To verify that you have configured your project to use Snowpark, run a simple example of Snowpark code.

  1. In the directory containing the files extracted from the .zip / .tar.gz file (i.e. the directory containing the run.sh script), create a Main.scala file that contains the code below:

    import com.snowflake.snowpark._
    import com.snowflake.snowpark.functions._
    
    object Main {
      def main(args: Array[String]): Unit = {
        // Replace the <placeholders> below.
        val configs = Map (
          "URL" -> "https://<account_identifier>.snowflakecomputing.com:443",
          "USER" -> "<user name>",
          "PASSWORD" -> "<password>",
          "ROLE" -> "<role name>",
          "WAREHOUSE" -> "<warehouse name>",
          "DB" -> "<database name>",
          "SCHEMA" -> "<schema name>"
        )
        val session = Session.builder.configs(configs).create
        session.sql("show tables").show()
      }
    }
    
    Copy

    Note the following:

    • Replace the <placeholders> with values that you use to connect to Snowflake.

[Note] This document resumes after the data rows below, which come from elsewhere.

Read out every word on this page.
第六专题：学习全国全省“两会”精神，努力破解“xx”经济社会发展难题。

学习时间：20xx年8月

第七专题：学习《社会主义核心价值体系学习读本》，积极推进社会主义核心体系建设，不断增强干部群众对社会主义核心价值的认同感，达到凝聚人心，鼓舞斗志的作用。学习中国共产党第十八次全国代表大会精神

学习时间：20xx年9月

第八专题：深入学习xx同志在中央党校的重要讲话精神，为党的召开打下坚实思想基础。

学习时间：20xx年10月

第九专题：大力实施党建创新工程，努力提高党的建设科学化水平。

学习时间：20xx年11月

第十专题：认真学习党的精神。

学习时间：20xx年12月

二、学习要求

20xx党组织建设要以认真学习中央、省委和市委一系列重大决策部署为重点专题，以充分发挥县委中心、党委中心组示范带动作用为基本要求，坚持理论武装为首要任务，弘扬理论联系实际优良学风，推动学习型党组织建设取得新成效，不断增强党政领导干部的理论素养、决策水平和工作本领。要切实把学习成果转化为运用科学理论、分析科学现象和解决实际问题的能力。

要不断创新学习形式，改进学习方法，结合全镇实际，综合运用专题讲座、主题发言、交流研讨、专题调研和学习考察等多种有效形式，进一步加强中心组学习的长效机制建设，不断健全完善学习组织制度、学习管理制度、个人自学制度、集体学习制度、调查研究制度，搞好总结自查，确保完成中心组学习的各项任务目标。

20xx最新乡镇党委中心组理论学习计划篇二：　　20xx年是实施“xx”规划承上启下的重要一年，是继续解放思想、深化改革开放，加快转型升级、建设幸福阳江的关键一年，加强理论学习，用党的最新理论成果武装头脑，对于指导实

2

    • For <account_identifier>, specify your account identifier.

    • If you prefer to use key pair authentication:

      • Replace PASSWORD with PRIVATE_KEY_FILE, and set it to the path to your private key file.

      • If the private key is encrypted, you must set PRIVATE_KEY_FILE_PWD to the passphrase for decrypting the private key.

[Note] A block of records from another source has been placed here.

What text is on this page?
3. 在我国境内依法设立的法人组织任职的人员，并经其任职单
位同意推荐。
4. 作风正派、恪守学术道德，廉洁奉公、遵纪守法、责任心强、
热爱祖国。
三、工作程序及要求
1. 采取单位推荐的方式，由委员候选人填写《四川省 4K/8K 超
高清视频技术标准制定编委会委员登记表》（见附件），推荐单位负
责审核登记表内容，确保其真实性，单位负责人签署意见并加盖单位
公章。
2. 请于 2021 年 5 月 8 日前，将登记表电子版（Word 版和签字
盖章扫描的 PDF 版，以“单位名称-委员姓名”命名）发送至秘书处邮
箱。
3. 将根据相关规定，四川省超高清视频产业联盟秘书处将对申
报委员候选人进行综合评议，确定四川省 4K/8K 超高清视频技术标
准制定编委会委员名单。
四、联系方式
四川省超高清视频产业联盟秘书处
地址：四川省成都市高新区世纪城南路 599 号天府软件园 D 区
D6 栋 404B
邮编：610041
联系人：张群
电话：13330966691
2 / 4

      As an alternative to setting PRIVATE_KEY_FILE and PRIVATE_KEY_FILE_PWD, you can set the PRIVATEKEY property to the string value of the unencrypted private key from the private key file.

      • For example, if your private key file is unencrypted, set this to the value of the key in the file (without the -----BEGIN PRIVATE KEY----- and -----END PRIVATE KEY----- header and footer and without the line endings).

      • Note that if the private key is encrypted, you must decrypt the key before setting it as the value of the PRIVATEKEY property.

  2. From within the directory, run the run.sh script to start the Scala REPL with the settings needed for the Snowpark library:

    ./run.sh
    
    Copy
  3. In the Scala REPL shell, enter the following command to load the sample file that you just created:

    :load Main.scala
    
    Copy
  4. Run the following statement to execute the main method of the class that you loaded:

    Main.main(Array[String]())
    
    Copy

    This runs the SHOW TABLES command and prints out the first 10 rows of the results.